In the plant starch synthetic pathway, PGM is responsible for the synthesis of the upstream precursor G1P. Functional studies of PGM have mainly focused on how the starch contents in the plants changed when this gene is mutated or subject to RNA interference [10,12,15,24]. However, few studies have investigated how the starch contents in plants, including the sweet potato, are altered when PGM is overexpressed. In this study, the coding and genomic sequences of IbpPGM were isolated from the Xu 781 sweet potato line using homologous cloning. A GSDS analysis showed that IbpPGM shared an identical gene structure (22 exons and 21 introns) with its counterparts from other species, such as Brassica napus and A. thaliana, whereas cPGMs shared a similar gene structure of 18 exons and 17 introns. This demonstrated that the functional differentiation of the PGM genes into plastidial and cytosolic forms was accompanied by gene structural changes. Additionally, the deletion of the chloroplast transit peptides from the cPGM proteins, compared with the pPGM proteins, also indicated that the gene function is closely related to the gene structure.

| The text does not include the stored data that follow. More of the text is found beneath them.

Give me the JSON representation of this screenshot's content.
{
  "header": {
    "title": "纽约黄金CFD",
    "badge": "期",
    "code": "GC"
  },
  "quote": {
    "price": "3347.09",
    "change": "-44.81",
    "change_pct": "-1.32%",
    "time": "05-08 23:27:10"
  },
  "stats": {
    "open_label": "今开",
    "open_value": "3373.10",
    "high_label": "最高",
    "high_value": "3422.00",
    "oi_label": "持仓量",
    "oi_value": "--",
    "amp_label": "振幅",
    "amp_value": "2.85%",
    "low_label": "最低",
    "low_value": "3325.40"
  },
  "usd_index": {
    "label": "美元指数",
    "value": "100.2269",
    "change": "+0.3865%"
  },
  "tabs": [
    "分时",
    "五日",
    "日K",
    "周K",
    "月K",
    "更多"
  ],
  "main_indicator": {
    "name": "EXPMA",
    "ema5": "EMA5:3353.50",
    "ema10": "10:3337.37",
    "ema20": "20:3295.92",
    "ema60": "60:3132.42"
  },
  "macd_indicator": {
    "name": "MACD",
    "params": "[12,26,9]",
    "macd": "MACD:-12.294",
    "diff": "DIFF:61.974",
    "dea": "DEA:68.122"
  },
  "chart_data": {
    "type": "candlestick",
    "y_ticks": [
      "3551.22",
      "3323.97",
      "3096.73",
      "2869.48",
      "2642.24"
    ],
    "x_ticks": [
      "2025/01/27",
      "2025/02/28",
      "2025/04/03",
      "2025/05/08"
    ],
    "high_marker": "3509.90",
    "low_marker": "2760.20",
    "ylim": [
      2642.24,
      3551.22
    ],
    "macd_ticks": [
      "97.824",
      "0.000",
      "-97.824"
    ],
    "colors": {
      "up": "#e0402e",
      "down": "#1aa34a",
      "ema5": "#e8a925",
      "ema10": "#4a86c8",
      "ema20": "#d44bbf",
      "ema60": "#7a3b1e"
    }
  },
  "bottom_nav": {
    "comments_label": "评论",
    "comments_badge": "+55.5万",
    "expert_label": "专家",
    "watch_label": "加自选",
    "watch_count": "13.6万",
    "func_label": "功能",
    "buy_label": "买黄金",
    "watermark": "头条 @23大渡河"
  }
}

The expression level of IbpPGM was high in storage roots and leaves, which was consistent with its characterized role in starch synthesis. IbpPGM exists in amyloplasts in storage roots, whereas in leaves, it is mainly found in chloroplasts. Sucrose is an important signaling molecule in starch synthesis, and it induces the expression of starch synthesis-related genes through the abscisic acid pathway. When the sucrose contents in leaves (or in-vitro sucrose feeding) exceeds the need for respiration, starch synthesis is induced [37,38]. In sweet potato, the expression levels of IbGBSSI, IbAGP-sTL1, and IbSSI are all significantly induced by exogenous sucrose treatments [26,33,39]. In this study, the leaf-petiole cuttings were soaked in water in darkness as the starvation pretreatment to consume the endogenous carbohydrates and minimize respiration. The 0 h−6 h sucrose treatment was the recovery period for respiration, during which the IbpPGM expression was induced at a low level. When the continuous sucrose feeding exceeded the respiratory demand, the IbpPGM expression began to increase rapidly, reaching 28 times the 0 h level by the end of the treatment. However, the continuous feeding of water after the starvation pre-treatment did not induce the IbpPGM expression. In agronomic practices, spraying sucrose-based polymers on leaves may improve the yield and quality of some fruits, which may result from induced alterations in the carbohydrate metabolism in leaves and then fruits. Thus, determining whether a leaf spray of sugar-based growth regulators to increase the yield and quality of the sweet potato, would be of interest in the future.
To determine whether IbpPGM encodes a mature protein, two recombinant vectors for the prokaryotic expression were constructed. One carried the complete coding sequence of IbpPGM, and the other carried the same sequence minus the chloroplast transit peptide (ΔIbpPGM). The former could not be expressed in E. coli, whereas the latter expressed a mature protein. Thus, the transit peptide of IbpPGM may form a complex secondary structure at the mRNA level that affects the initial translation in a prokaryotic system. The fluorescence of the GFP protein fused with the complete coding sequence of IbpPGM mainly targeted the chloroplasts, which indicated that the transit peptide was successfully translated in the eukaryotic system and directed the IbpPGM protein to the chloroplasts.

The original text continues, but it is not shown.